Flashcards covering key concepts and problem-solving steps from the notes, including midpoint definitions, segment congruence, angle relationships, distance formulas, coordinate geometry steps, and angle-bisection reasoning.

What condition must hold for B to be the midpoint of AC when A, B, C are collinear?

B lies on segment AC and AB = BC.

Are PQ and RS congruent in the collinear setup with PQ = 3x, PR = 7x + 4, QS = 5x + 7, RS = 5, with Q between P and R and R between Q and S?

No. Using QS = QR + RS and PR = PQ + QR leads to x = 2; then PQ = 6 and RS = 5, so they are not congruent.

If ∠ADB = 3x^2 − 2x, ∠BDC = 10x + 20, and ∠ADC = 4x^2 + 7x + 8 are adjacent with ∠ADB + ∠BDC = ∠ADC, what is x and m∠ADB?

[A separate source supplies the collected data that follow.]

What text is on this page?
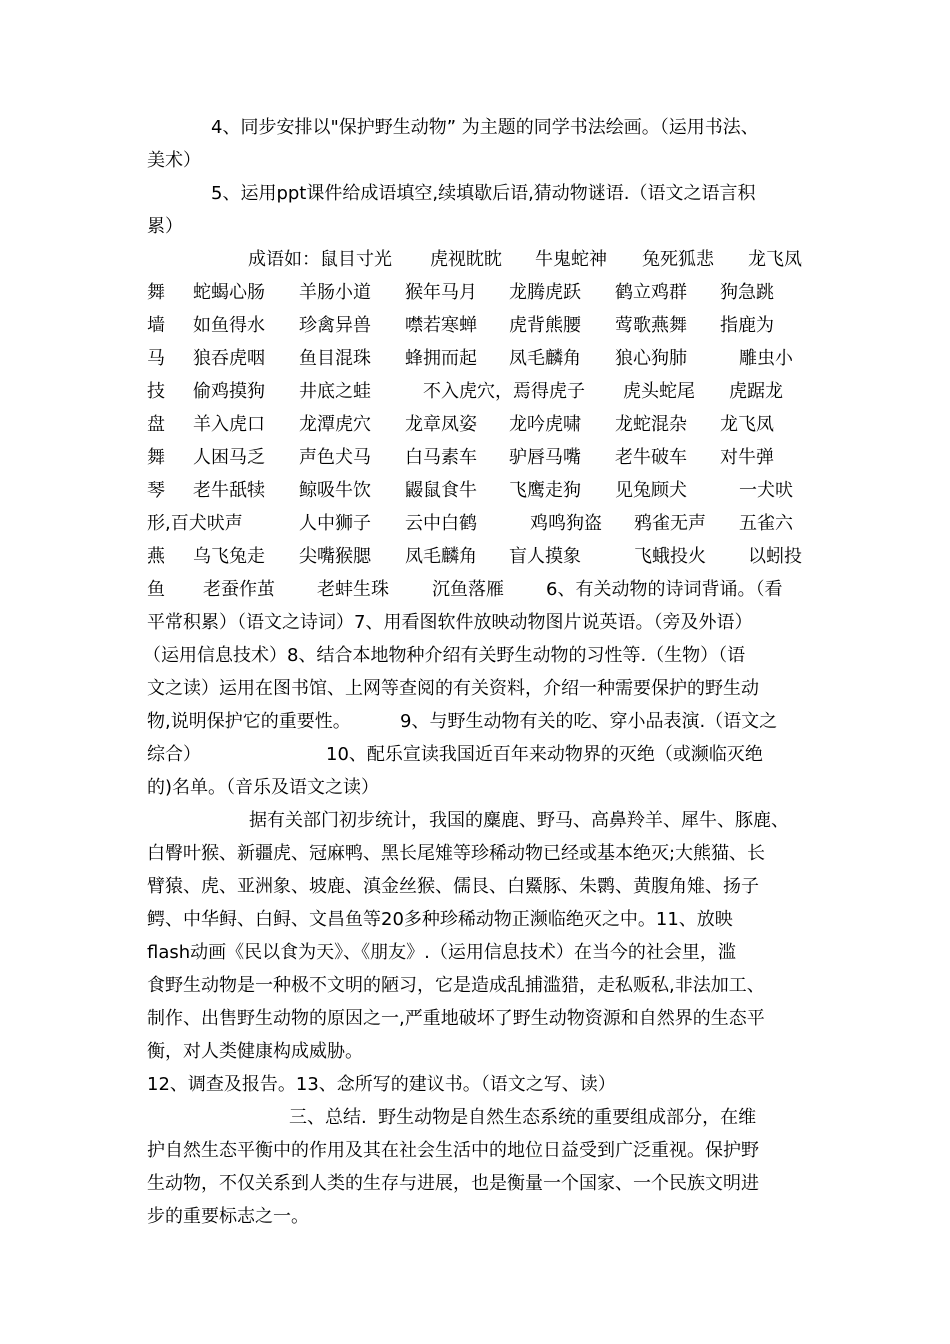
4、同步安排以"保护野生动物” 为主题的同学书法绘画。（运用书法、
美术）
5、运用ppt课件给成语填空,续填歇后语,猜动物谜语.（语文之语言积
累）
成语如：鼠目寸光 虎视眈眈 牛鬼蛇神 兔死狐悲 龙飞凤
舞 蛇蝎心肠 羊肠小道 猴年马月 龙腾虎跃 鹤立鸡群 狗急跳
墙 如鱼得水 珍禽异兽 噤若寒蝉 虎背熊腰 莺歌燕舞 指鹿为
马 狼吞虎咽 鱼目混珠 蜂拥而起 凤毛麟角 狼心狗肺	雕虫小
技 偷鸡摸狗 井底之蛙	不入虎穴，焉得虎子 虎头蛇尾 虎踞龙
盘 羊入虎口 龙潭虎穴 龙章凤姿 龙吟虎啸 龙蛇混杂 龙飞凤
舞 人困马乏 声色犬马 白马素车 驴唇马嘴 老牛破车 对牛弹
琴 老牛舐犊 鲸吸牛饮 鼹鼠食牛 飞鹰走狗 见兔顾犬	一犬吠
形,百犬吠声	人中狮子 云中白鹤	鸡鸣狗盗 鸦雀无声 五雀六
燕 乌飞兔走 尖嘴猴腮 凤毛麟角 盲人摸象	飞蛾投火 以蚓投
鱼 老蚕作茧 老蚌生珠 沉鱼落雁 6、有关动物的诗词背诵。（看
平常积累）（语文之诗词）7、用看图软件放映动物图片说英语。（旁及外语）
（运用信息技术）8、结合本地物种介绍有关野生动物的习性等.（生物）（语
文之读）运用在图书馆、上网等查阅的有关资料，介绍一种需要保护的野生动
物,说明保护它的重要性。	9、与野生动物有关的吃、穿小品表演.（语文之
综合）	10、配乐宣读我国近百年来动物界的灭绝（或濒临灭绝
的)名单。（音乐及语文之读）
据有关部门初步统计，我国的麋鹿、野马、高鼻羚羊、犀牛、豚鹿、
白臀叶猴、新疆虎、冠麻鸭、黑长尾雉等珍稀动物已经或基本绝灭;大熊猫、长
臂猿、虎、亚洲象、坡鹿、滇金丝猴、儒艮、白鱀豚、朱鹮、黄腹角雉、扬子
鳄、中华鲟、白鲟、文昌鱼等20多种珍稀动物正濒临绝灭之中。11、放映
flash动画《民以食为天》、《朋友》.（运用信息技术）在当今的社会里，滥
食野生动物是一种极不文明的陋习，它是造成乱捕滥猎，走私贩私,非法加工、
制作、出售野生动物的原因之一,严重地破坏了野生动物资源和自然界的生态平
衡，对人类健康构成威胁。
12、调查及报告。13、念所写的建议书。（语文之写、读）
三、总结.  野生动物是自然生态系统的重要组成部分，在维
护自然生态平衡中的作用及其在社会生活中的地位日益受到广泛重视。保护野
生动物，不仅关系到人类的生存与进展，也是衡量一个国家、一个民族文明进
步的重要标志之一。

Set 3x^2 − 2x + 10x + 20 = 4x^2 + 7x + 8. Solve to x = 4 (positive). Then m∠ADB = 3(4^2) − 2(4) = 40 degrees.

Find the length of JK with J(2,−5) and K(−6,−1).

JK = sqrt[(−6−2)^2 + (−1−(−5))^2] = sqrt(64 + 16) = sqrt(80) = 4√5.

Are JK and AB congruent if AM = 2√5 and M is the midpoint of AB?

Yes, because AB would be AM + MB = 2√5 + 2√5 = 4√5, which equals JK (assuming MB = AM).

What is the midpoint M of PQ for P(−6, 2) and Q(4, 8)?

M = ((−6 + 4)/2, (2 + 8)/2) = (−1, 5).

What is the midpoint S of PM given P(−6, 2) and M(−1, 5)?

S = ((−6 + (−1))/2, (2 + 5)/2) = (−7/2, 7/2).

Point F is located 2/3 of the way from S to Q. What are its coordinates?

F = S + (2/3)(Q − S) = (−7/2, 7/2) + (2/3)( (4,8) − (−7/2,7/2) ) = (3/2, 13/2) = (1.5, 6.5).

A point is chosen at random on PQ. What is the probability that the point lies on SF?

SF is a subsegment of PQ from t = 0.25 to t = 0.75 along PQ, so its length is half of PQ. Probability = 1/2.

Does QF bisect ∠AQN given m∠MQB = 136°, m∠AQF = 5x + 6, and m∠NQF = 8x − 26?

Yes, if x satisfies 5x + 6 = 8x − 26. Solving gives x = 32/3, so ∠AQF = ∠FQN and QF bisects ∠AQN.